Above: Alan Toney collects a water sample at Sandy Springs’ Lost Corner Preserve. Photos by Joe Earle.
Sandy Springs naturalist Alan Toney admits to a fondness for box turtles.
“They’re just pretty cool little animals,” he said. “They just don’t handle cars or lawn mowers very well.”
His affection for the reptiles started when he was about 12. This was back during the 1950s, in the days Lake Lanier was just filling up. His dad liked to take the family boating there. As the younger Toney watched Lanier’s water rise over time, he was startled by what he saw.
“I realized things were drowning,” he said. “Things like box turtles. We rescued 169 box turtles, my dad and brother and I. I ended up keeping about 20 of them.… When I got to 14 or 15 and discovered girls, I let my turtles go.”
Toney grew up in Buckhead’s Garden Hills. He spent hours playing in the lake now known as the Duck Pond. He found turtles there, too. “I lived in the Duck Pond. I was there about every day,” Toney recalls.

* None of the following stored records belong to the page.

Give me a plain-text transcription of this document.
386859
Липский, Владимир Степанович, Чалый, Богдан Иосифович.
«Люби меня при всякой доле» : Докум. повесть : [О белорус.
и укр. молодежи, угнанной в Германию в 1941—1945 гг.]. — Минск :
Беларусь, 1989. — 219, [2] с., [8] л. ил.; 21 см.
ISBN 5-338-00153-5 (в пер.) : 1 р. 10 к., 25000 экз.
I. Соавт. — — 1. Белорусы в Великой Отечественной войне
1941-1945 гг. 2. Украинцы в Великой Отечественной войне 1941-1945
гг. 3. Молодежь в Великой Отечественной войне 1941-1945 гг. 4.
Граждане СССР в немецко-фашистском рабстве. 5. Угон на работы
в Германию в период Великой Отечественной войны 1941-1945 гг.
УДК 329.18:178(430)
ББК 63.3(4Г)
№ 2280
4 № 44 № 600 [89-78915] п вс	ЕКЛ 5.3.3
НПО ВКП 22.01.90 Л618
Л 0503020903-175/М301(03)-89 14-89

At age 72, Toney now has a pair of dogs as pets. But he hasn’t given up on seeing the natural world up close and doing what he can to try to save it from disappearing beneath floods of people and the cars and lawn mowers they bring with them when they move into newly developed areas.
“I love nature. I think nature sort of makes us who we are,” he said one recent morning during a stroll through Lost Corner Preserve, a 24-acre woodland park near Toney’s present home in Sandy Springs. “If you live in an isolated world of buildings and air-conditioning, you just miss a lot. I think you’re unhappy, too. We need to make sure [nature’s] protected. Right now, it’s under siege …what you can do locally is really important.”
Locally, Toney does a lot. He chairs the Fulton County Soil and Water Conservation District, which is charged with protecting soil and water resources; has been trained as a naturalist and lectures at Lost Corner on Sandy Springs’ natural history; serves as treasurer of the Friends of Lost Corner, which supports the preserve; and collects water samples each week for testing by the Chattahoochee Riverkeeper.
“He’s been of our most active volunteers with Chattahoochee River over the past eight years,” said Chattahoochee Riverkeeper Jason Ulseth, who’s also a member of the board of the soil and water conservation district and says he’s known Toney for about 15 years. “The amount of work Alan contributes has been invaluable for us in terms of getting data.”
Ulseth said that since 2012 Toney has collected more water samples – something like 1,400 of them – than any of the Riverkeeper’s other 100-or-so volunteers. “It’s vital work for us,” he said. “Without people like Alan, we wouldn’t half of what we know about these waterways.”
In Sandy Springs, his lectures about the local eco-system often start with a reference to Appalachiosaurus, a dinosaur that may have roamed the area millennia ago. But, he said, discussion often turns quickly to more familiar scary creatures, copperheads and coyotes.
Figure you have both in your neighborhood, he said. His advice: for the most part, leave them alone. They’re part of the system. They eat rats and other rodents. Besides, he said, most people bitten by a venomous snake were trying to kill the snake at the time. And coyotes? “If they’re not causing trouble, leave them alone,” he said. “If they’re not eating your cats or harassing your dogs, they’ll keep other coyotes away.”
One recent Thursday, Toney carried a plastic bag down the hill to the creek that runs through Lost Corner. He wore a fisherman’s getup: Georgia Naturalist cap, shorts and a yellow rain jacket. The early spring sun shone brightly and birds carried on conversations in the trees. Toney said he was near a place he’d seen a turtle laying its eggs.
Falling Branches Creek was to be his first stop of the day. He planned to collect water samples from a half-dozen creeks and the Chattahoochee by day’s end. He takes the little bags of water to the Riverkeeper’s office for testing. It’s something he does every week.
It’s paid off. Samples he’s collected from local waterways have helped identify and locate four or five sewage spills that were damaging the creeks, he said. “Why do it?” he asked. “I don’t understand why people wouldn’t be concerned about water quality. Unless somebody’s doing it, water quality will suffer.”
And he wants these creeks to stay healthy. “My goal,” he said, “is to keep these creeks so my grandson can come play in them the same way I did.”